Flexible tables with ordered indices
https://juliadb.org
MIT License
121 stars 37 forks source link

Simplify grouping iteration mechanism #223

Closed piever closed 5 years ago

piever commented 5 years ago

This uses the new lazygroupmap (bikeshedding on the name wanted) which is a low-level function to abstract the common mechanism in the grouping functions groupby and groupreduce. lazygroupmap(f, keys, perm) returns an iterator that applies f to (key, perm, idxs) where key is the key of the group (as a struct), perm is the permutation and idxs is the range in perm that corresponds to the value key. Both groupby and groupreduce are special cases of this operation. lazygroupmap (implemented in https://github.com/piever/StructArrays.jl/pull/57/files, so tests will fail until that is merged and tagged) also takes care of optimizing comparison (to compute idxs only the refs of pooled data are compared) so it should have good performance.
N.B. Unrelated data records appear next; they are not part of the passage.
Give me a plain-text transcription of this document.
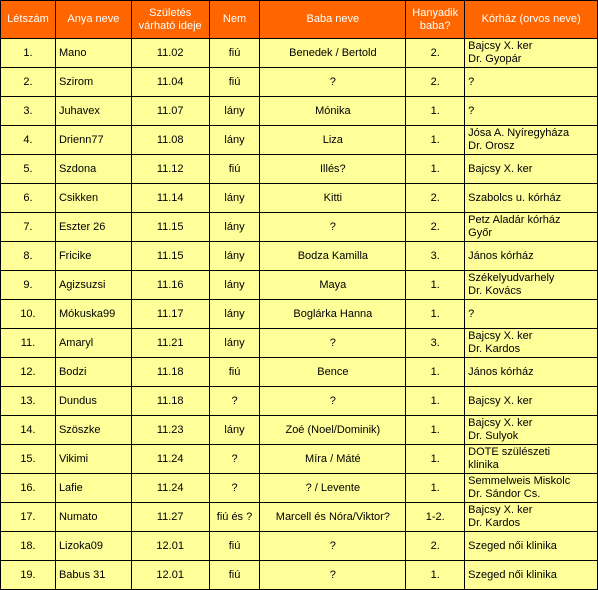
Létszám	Anya neve	Születés várható ideje	Nem	Baba neve	Hanyadik baba?	Kórház (orvos neve)
1.	Mano	11.02	fiú	Benedek / Bertold	2.	Bajcsy X. ker
Dr. Gyopár

2.	Szirom	11.04	fiú	?	2.	?

3.	Juhavex	11.07	lány	Mónika	1.	?

4.	Drienn77	11.08	lány	Liza	1.	Jósa A. Nyíregyháza
Dr. Orosz

5.	Szdona	11.12	fiú	Illés?	1.	Bajcsy X. ker

6.	Csikken	11.14	lány	Kitti	2.	Szabolcs u. kórház

7.	Eszter 26	11.15	lány	?	2.	Petz Aladár kórház
Győr

8.	Fricike	11.15	lány	Bodza Kamilla	3.	János kórház

9.	Agizsuzsi	11.16	lány	Maya	1.	Székelyudvarhely
Dr. Kovács

10.	Mókuska99	11.17	lány	Boglárka Hanna	1.	?

11.	Amaryl	11.21	lány	?	3.	Bajcsy X. ker
Dr. Kardos

12.	Bodzi	11.18	fiú	Bence	1.	János kórház

13.	Dundus	11.18	?	?	1.	Bajcsy X. ker

14.	Szöszke	11.23	lány	Zoé (Noel/Dominik)	1.	Bajcsy X. ker
Dr. Sulyok

15.	Vikimi	11.24	?	Míra / Máté	1.	DOTE szülészeti
klinika

16.	Lafie	11.24	?	? / Levente	1.	Semmelweis Miskolc
Dr. Sándor Cs.

17.	Numato	11.27	fiú és ?	Marcell és Nóra/Viktor?	1-2.	Bajcsy X. ker
Dr. Kardos

18.	Lizoka09	12.01	fiú	?	2.	Szeged női klinika

19.	Babus 31	12.01	fiú	?	1.	Szeged női klinika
EDIT: renamed lazygroupmap to maptiedindices (tiedindices is the iterator that iterates the key and range in perm corresponding to that value, so I figured maptiedindices is the natural name for this).

piever commented 5 years ago

This passes tests now that the StructArrays version is tagged. Will merge in a couple of days if there are no objections.

EDIT: ~actually there is still a little bit of performance tuning to do before merging.~ performance fixed (now it's exactly the same iteration as before but the common part has been factored out and moved to StructArrays as it's needed there to compute sortperm efficiently)